Comments on the first draft

Comments on the first draft

This is good and well written, but it needs more insight (for the intended audience). I suggest you add:

  • Some hints at the theorems. For example, in the definition of coresets, you talk about "for any C of appropriate size" (why isn't it P?), and then it would be good to say what size is needed. (Can we just select some at random?) You give us the definitions of Bayesian coresets, but then don't tell us what is known about the approximation (are there known bounds?) It would be good to have some details about what is known (for at least one case), instead of teasing us with "several convergence results exist" - perhaps give us the simplest one. It would be nice to have both theoretical and empirical results (or say why some are missing).
  • Some case(s) in more detail. It is usually easiest for a reader to understand a theoretical topic if they have one example in detail. People are good at generalizing from examples (even single examples). I suggest that you choose one of the constriction examples, and do it in more detail (tell us how the examples are chosen, and what bounds are known in theory and in practice). Then say how the other methods relate.

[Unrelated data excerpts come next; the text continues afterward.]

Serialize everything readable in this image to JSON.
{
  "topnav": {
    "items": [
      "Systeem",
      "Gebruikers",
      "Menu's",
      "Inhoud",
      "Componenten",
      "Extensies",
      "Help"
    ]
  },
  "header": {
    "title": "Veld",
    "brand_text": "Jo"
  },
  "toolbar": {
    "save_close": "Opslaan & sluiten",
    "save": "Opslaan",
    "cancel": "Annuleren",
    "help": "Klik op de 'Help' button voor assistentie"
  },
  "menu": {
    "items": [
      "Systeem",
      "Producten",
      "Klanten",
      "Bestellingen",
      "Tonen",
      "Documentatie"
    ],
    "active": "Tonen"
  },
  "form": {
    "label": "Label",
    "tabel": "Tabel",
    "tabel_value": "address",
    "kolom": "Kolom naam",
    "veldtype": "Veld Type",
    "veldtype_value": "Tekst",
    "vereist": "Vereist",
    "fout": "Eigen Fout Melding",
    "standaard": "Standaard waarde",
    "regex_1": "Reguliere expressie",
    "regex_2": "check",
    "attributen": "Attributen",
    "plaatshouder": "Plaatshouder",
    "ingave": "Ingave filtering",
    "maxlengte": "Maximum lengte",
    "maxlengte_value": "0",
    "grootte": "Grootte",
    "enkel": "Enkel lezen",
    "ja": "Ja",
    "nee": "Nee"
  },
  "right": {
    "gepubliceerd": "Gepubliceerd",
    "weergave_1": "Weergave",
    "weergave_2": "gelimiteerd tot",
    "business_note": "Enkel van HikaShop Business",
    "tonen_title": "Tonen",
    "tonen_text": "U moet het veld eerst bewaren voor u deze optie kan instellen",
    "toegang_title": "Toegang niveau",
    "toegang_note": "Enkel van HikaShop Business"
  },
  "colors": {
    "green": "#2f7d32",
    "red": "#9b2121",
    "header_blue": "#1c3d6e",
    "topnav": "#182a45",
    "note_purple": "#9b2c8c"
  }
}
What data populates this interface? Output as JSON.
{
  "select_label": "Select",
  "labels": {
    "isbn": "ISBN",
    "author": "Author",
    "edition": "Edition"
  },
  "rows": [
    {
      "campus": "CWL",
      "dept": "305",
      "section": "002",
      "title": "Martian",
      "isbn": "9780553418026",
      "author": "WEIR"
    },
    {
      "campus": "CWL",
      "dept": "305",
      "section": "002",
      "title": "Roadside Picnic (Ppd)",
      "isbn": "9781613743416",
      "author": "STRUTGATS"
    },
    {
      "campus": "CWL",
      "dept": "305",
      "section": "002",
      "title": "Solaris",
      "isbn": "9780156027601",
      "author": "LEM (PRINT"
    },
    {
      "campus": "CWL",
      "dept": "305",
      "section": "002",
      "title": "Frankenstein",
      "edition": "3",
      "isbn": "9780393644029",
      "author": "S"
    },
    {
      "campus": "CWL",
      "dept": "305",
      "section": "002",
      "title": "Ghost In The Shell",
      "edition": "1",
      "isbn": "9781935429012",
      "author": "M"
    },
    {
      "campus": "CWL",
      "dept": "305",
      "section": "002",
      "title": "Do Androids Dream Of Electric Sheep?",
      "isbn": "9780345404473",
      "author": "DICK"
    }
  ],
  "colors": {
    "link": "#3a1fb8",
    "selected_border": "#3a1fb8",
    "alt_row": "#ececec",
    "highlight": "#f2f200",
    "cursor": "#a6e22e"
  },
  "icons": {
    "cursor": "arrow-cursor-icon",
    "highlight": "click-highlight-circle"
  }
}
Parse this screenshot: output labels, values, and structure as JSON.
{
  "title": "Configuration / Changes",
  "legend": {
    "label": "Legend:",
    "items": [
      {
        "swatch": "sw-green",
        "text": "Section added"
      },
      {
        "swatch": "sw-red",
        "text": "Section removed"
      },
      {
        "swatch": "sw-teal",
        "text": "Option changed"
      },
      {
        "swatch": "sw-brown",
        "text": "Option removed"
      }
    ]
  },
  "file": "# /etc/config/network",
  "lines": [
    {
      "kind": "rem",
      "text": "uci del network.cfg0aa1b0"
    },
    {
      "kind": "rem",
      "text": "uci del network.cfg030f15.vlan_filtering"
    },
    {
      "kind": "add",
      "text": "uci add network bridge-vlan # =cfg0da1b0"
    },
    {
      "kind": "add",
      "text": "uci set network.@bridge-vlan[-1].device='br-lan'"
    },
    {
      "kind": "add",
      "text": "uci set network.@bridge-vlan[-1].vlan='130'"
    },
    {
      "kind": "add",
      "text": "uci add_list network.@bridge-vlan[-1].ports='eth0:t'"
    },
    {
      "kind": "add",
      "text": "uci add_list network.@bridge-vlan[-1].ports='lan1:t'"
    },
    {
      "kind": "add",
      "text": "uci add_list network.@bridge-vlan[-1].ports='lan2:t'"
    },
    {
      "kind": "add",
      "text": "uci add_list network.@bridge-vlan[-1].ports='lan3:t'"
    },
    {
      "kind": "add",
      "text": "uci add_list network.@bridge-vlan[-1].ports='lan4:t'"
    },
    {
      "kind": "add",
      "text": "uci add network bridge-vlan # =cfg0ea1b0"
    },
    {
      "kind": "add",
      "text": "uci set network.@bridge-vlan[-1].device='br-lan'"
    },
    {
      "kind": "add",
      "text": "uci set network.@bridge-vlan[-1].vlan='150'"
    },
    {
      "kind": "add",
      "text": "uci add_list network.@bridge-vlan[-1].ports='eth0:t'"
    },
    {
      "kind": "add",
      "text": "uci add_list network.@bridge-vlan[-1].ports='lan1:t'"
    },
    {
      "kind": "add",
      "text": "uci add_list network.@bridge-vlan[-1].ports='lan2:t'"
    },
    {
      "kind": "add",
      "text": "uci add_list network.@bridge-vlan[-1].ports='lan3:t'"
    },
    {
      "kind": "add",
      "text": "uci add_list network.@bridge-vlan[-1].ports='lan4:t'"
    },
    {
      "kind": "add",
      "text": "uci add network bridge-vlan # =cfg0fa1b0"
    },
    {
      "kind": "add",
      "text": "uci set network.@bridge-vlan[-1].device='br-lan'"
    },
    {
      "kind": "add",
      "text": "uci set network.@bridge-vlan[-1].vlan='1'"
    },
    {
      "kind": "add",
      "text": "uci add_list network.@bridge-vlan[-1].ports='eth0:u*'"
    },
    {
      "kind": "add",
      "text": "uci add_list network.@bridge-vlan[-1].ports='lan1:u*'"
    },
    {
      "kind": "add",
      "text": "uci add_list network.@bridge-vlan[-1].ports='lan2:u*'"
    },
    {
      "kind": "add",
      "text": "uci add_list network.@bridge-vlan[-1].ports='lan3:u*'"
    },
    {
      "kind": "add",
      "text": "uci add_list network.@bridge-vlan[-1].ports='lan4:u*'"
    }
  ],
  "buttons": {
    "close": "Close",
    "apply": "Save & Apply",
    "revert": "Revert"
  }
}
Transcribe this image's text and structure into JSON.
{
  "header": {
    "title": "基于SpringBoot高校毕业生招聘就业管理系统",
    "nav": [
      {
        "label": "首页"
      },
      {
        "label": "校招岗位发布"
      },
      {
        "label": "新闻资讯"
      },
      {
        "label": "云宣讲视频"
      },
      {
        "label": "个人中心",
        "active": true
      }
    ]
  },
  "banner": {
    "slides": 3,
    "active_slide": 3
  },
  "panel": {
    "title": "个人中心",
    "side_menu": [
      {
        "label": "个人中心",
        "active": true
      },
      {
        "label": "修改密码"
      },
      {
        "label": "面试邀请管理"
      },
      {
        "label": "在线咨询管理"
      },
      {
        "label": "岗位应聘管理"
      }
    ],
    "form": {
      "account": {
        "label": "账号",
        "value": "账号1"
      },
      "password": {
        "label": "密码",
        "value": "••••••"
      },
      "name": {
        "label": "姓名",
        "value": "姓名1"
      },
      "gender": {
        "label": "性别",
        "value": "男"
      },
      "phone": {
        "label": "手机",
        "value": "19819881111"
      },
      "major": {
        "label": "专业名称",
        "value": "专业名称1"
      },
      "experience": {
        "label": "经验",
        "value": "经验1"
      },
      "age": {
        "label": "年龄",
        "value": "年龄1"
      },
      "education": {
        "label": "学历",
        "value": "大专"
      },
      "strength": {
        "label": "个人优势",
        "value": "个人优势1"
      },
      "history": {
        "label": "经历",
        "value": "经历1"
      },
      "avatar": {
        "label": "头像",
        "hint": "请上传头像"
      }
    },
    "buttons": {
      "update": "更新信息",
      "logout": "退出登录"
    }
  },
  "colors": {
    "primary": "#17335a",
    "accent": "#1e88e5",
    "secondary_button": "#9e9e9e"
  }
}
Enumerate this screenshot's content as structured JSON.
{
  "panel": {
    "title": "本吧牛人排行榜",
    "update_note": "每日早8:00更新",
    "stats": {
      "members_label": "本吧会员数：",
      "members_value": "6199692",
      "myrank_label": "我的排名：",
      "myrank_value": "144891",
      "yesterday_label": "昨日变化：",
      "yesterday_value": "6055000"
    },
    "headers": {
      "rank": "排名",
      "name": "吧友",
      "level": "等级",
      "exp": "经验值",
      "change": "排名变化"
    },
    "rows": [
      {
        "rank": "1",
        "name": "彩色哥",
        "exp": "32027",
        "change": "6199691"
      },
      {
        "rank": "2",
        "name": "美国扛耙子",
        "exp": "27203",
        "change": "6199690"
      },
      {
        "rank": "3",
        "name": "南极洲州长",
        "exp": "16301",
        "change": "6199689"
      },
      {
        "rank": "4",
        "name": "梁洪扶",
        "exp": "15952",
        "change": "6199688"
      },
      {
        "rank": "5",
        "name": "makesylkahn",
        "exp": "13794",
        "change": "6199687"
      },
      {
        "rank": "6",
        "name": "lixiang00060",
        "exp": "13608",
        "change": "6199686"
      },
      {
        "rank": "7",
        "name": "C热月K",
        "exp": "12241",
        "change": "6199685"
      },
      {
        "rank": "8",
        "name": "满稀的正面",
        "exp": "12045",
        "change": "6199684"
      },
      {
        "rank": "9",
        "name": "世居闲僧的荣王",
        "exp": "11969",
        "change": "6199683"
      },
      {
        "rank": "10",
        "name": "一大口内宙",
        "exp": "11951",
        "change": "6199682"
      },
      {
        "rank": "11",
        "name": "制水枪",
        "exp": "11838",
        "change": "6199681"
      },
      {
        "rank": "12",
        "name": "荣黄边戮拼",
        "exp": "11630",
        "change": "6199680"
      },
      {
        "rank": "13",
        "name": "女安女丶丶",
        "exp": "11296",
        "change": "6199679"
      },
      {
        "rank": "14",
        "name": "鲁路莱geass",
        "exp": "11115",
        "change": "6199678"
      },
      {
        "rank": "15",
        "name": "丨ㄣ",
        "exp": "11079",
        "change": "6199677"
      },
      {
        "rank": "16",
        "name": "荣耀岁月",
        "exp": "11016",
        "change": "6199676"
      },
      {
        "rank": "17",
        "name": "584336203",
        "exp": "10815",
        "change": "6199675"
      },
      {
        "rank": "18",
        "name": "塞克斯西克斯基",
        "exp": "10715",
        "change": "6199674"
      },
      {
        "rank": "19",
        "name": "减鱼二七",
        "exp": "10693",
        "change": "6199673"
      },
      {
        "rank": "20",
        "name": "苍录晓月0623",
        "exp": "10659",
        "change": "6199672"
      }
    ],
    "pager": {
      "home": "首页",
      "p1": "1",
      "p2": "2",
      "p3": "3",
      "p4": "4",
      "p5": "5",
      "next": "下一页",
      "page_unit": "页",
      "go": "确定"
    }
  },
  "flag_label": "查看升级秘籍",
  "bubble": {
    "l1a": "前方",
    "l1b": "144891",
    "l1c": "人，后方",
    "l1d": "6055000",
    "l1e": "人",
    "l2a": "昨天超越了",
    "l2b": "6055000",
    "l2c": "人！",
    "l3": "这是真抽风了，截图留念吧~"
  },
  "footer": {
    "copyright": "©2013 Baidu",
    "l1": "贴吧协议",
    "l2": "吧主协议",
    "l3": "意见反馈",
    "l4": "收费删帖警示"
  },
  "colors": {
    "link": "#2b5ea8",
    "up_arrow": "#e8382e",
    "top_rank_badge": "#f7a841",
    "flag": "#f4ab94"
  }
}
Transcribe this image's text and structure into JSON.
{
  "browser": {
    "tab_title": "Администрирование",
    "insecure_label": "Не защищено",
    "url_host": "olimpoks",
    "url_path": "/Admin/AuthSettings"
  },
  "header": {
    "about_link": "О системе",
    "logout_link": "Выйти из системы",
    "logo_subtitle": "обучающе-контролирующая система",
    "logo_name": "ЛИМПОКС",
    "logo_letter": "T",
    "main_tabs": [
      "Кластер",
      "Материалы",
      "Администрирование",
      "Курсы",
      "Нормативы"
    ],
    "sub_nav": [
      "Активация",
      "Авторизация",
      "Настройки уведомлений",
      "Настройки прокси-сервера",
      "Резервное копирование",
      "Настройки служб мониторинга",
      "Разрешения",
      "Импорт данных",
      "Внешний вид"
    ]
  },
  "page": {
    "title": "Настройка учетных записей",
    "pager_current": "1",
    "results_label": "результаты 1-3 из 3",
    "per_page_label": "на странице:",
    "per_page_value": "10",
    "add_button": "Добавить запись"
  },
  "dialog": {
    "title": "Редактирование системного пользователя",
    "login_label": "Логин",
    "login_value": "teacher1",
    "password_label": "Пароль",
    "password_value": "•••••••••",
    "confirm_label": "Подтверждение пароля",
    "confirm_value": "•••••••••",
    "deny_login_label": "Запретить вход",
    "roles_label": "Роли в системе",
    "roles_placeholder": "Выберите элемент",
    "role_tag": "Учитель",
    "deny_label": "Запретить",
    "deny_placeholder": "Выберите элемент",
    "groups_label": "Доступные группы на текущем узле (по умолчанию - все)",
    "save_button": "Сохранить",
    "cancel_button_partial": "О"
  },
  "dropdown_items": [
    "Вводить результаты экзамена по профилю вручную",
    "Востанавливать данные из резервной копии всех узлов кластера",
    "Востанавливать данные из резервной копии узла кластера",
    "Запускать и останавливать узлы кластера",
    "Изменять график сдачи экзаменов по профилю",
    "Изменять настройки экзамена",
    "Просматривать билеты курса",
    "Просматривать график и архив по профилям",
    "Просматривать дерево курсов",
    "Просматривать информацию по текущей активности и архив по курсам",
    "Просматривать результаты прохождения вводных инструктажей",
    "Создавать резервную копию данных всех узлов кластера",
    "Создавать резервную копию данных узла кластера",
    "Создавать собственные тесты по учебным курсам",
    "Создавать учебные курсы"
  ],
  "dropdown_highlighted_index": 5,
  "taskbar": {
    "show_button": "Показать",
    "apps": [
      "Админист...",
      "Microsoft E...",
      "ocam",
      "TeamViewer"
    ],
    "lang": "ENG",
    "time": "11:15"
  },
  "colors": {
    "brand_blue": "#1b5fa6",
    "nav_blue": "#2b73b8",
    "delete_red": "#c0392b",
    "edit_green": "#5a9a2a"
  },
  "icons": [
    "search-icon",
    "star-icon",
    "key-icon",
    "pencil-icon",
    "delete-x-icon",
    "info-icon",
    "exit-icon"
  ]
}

I'd like to see some hints about the relevance for continual learning. Note that "retaining past experiences" is ambiguous; indeed the standard solution used in reinforcement learning is to keep retraining on past experiences that have been stored. But I don't think you mean that. But that seems to be more related to Bayesian coresets than what you gave (I think). Are these proposals theoretical (with proofs) or empirical (with experimental results) or just proposals. It would be nice to know. I'm thinking about a student who knows that you talked about catastrophic forgetting, and wants some idea of what is known.

Minor comments:

  • I kept reading it as "co-resets" not "core-sets". I'm not sure you can do anything about that
  • You need a space after many of your equations
  • I was trying to work out what \overline means in "streaming and parallel computation", but then realized it was a name constructor.

I don't think I'm suggesting a big change, essentially just one case in more detail.

DavidPoole (talk)21:39, 12 February 2019